One of the biggest volunteer projects was set up by a group of medical students in Manchester and has since expanded into several other large cities. Manchester medical students are taking on a variety of tasks such as providing childcare for health professionals who are unable to use regular childminders or nurseries, collecting groceries for people who are shielding, or providing admin or reception support for GP surgeries. None of this work is paid, and it relieves pressure on the NHS in ways other than working on the front line.


Getting Involved

It’s not just people who already have an enhanced disclosure in place who are being recruited as volunteers to help their community. Across the country, community volunteers are helping with tasks such as collecting prescriptions or even just calling isolated people to chat on the phone. Many groups are running independently and have no requirement to check the criminal records of people who are volunteering to help. If volunteers are part of a group set up by the NHS, different rules apply. The NHS will recruit for specific roles, and the level of contact the volunteer is having with vulnerable groups will determine the type of disclosure needed.

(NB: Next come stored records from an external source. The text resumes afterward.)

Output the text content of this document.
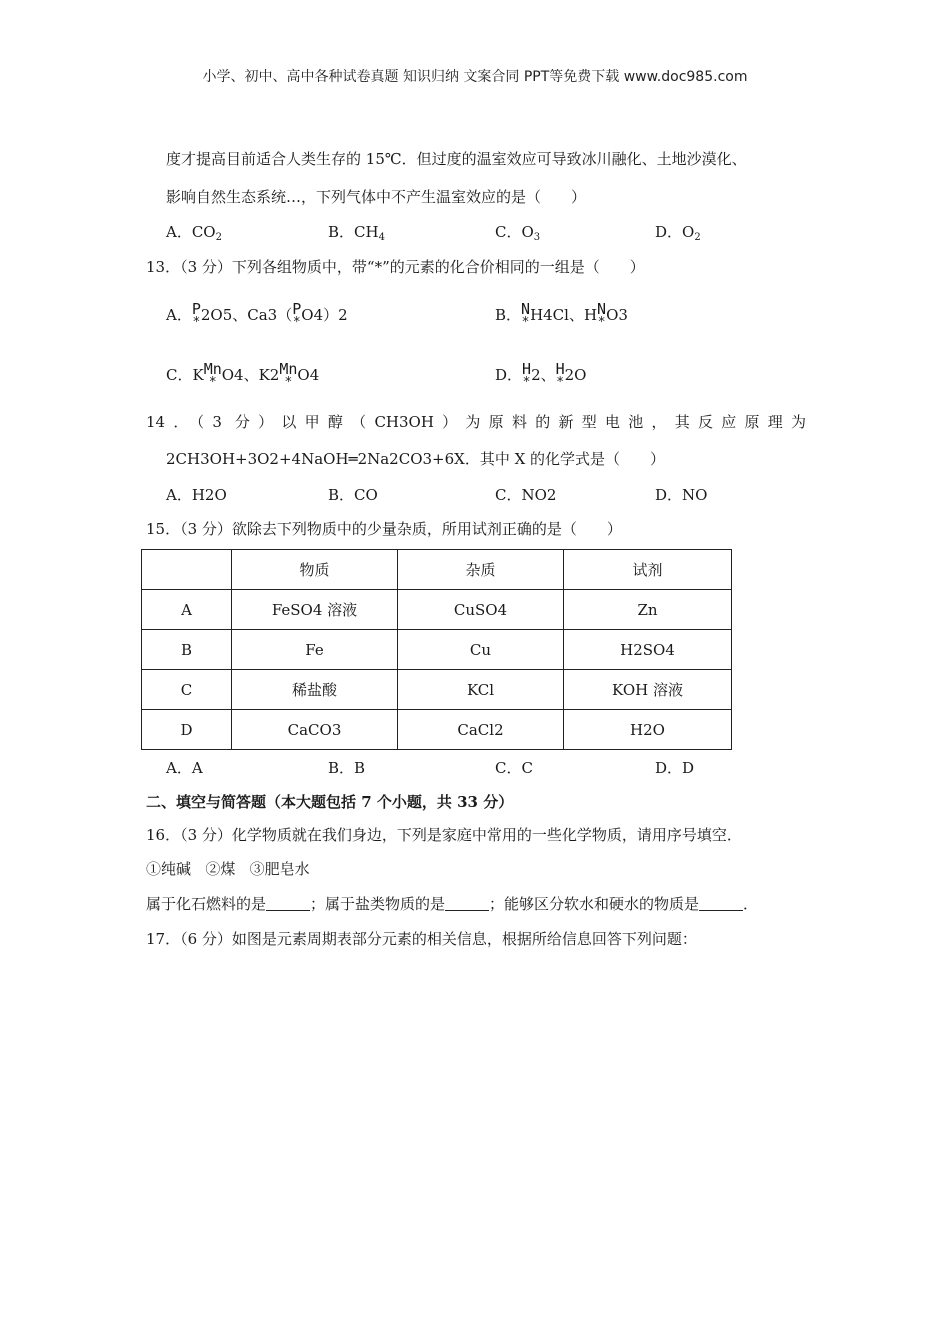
小学、初中、高中各种试卷真题 知识归纳 文案合同 PPT等免费下载 www.doc985.com
度才提高目前适合人类生存的 15℃．但过度的温室效应可导致冰川融化、土地沙漠化、
影响自然生态系统…，下列气体中不产生温室效应的是（　　）
A．$CO_2$	B．$CH_4$	C．$O_3$	D．$O_2$
13．（3 分）下列各组物质中，带“*”的元素的化合价相同的一组是（　　）
A．P
* 2O5、Ca3（P
* O4）2	B．N
* H4Cl、HN
* O3
C．KMn
* O4、K2Mn
* O4	D．H
* 2、H
* 2O
14．（3 分）以甲醇（CH3OH）为原料的新型电池，其反应原理为
2CH3OH+3O2+4NaOH═2Na2CO3+6X．其中 X 的化学式是（　　）
A．H2O	B．CO	C．NO2	D．NO
15．（3 分）欲除去下列物质中的少量杂质，所用试剂正确的是（　　）
	物质	杂质	试剂
A	FeSO4 溶液	CuSO4	Zn
B	Fe	Cu	H2SO4
C	稀盐酸	KCl	KOH 溶液
D	CaCO3	CaCl2	H2O
A．A	B．B	C．C	D．D
二、填空与简答题（本大题包括 7 个小题，共 33 分）
16．（3 分）化学物质就在我们身边，下列是家庭中常用的一些化学物质，请用序号填空．
①纯碱 ②煤 ③肥皂水
属于化石燃料的是	；属于盐类物质的是	；能够区分软水和硬水的物质是	．
17．（6 分）如图是元素周期表部分元素的相关信息，根据所给信息回答下列问题：
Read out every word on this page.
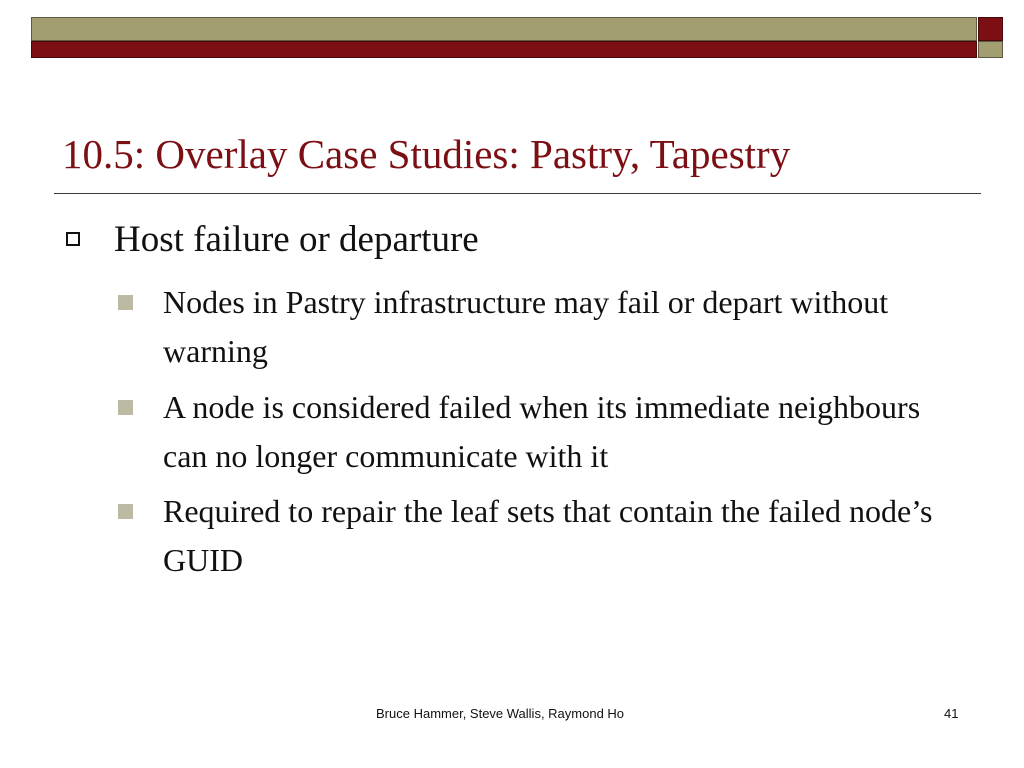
10.5: Overlay Case Studies: Pastry, Tapestry
Host failure or departure
Nodes in Pastry infrastructure may fail or depart without warning
A node is considered failed when its immediate neighbours can no longer communicate with it
Required to repair the leaf sets that contain the failed node’s GUID
Bruce Hammer, Steve Wallis, Raymond Ho	41
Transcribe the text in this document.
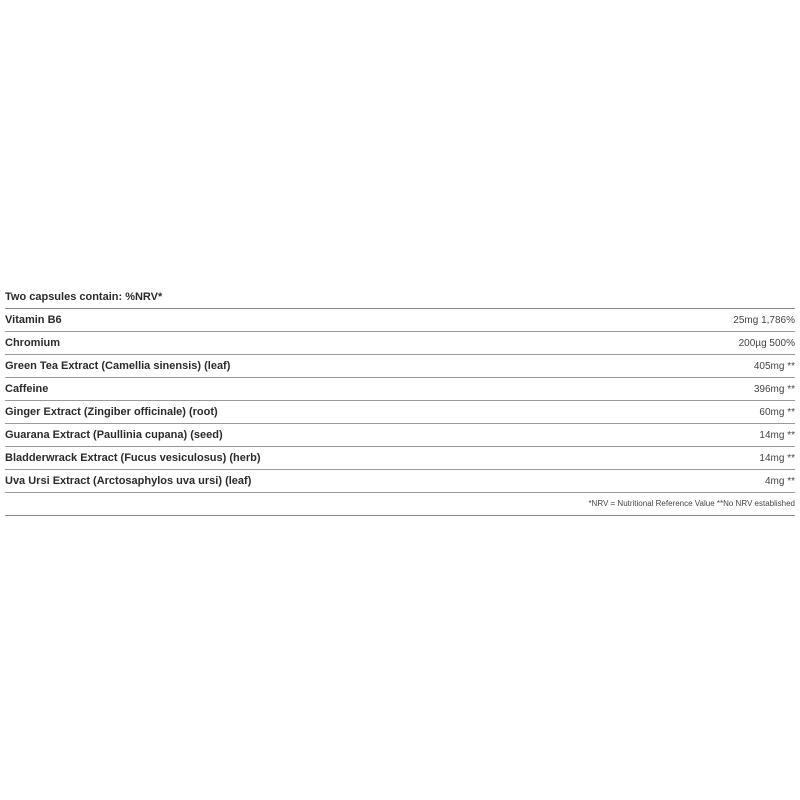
Two capsules contain: %NRV*
Vitamin B6	25mg 1,786%
Chromium	200µg 500%
Green Tea Extract (Camellia sinensis) (leaf)	405mg **
Caffeine	396mg **
Ginger Extract (Zingiber officinale) (root)	60mg **
Guarana Extract (Paullinia cupana) (seed)	14mg **
Bladderwrack Extract (Fucus vesiculosus) (herb)	14mg **
Uva Ursi Extract (Arctosaphylos uva ursi) (leaf)	4mg **
*NRV = Nutritional Reference Value **No NRV established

Free, Fast-Tracked Disclosure Checks

Most volunteers get free DBS checks as a matter of course, in order to recognise their unpaid contribution. This rule has not changed and has been extended. Currently, anyone applying to work in the NHS or care sector, whether paid or unpaid, does not pay for a DBS check. There is also a new option to fast-track an answer from the Barring Service, pending a full DBS check. This involves an initial search of the Barred Lists only, to see whether the applicant’s name appears on the blocked list. Applicants can expect an answer in around 48 hours and can then start in their volunteer role straight away. The full disclosure certificate will follow in the post at a later date.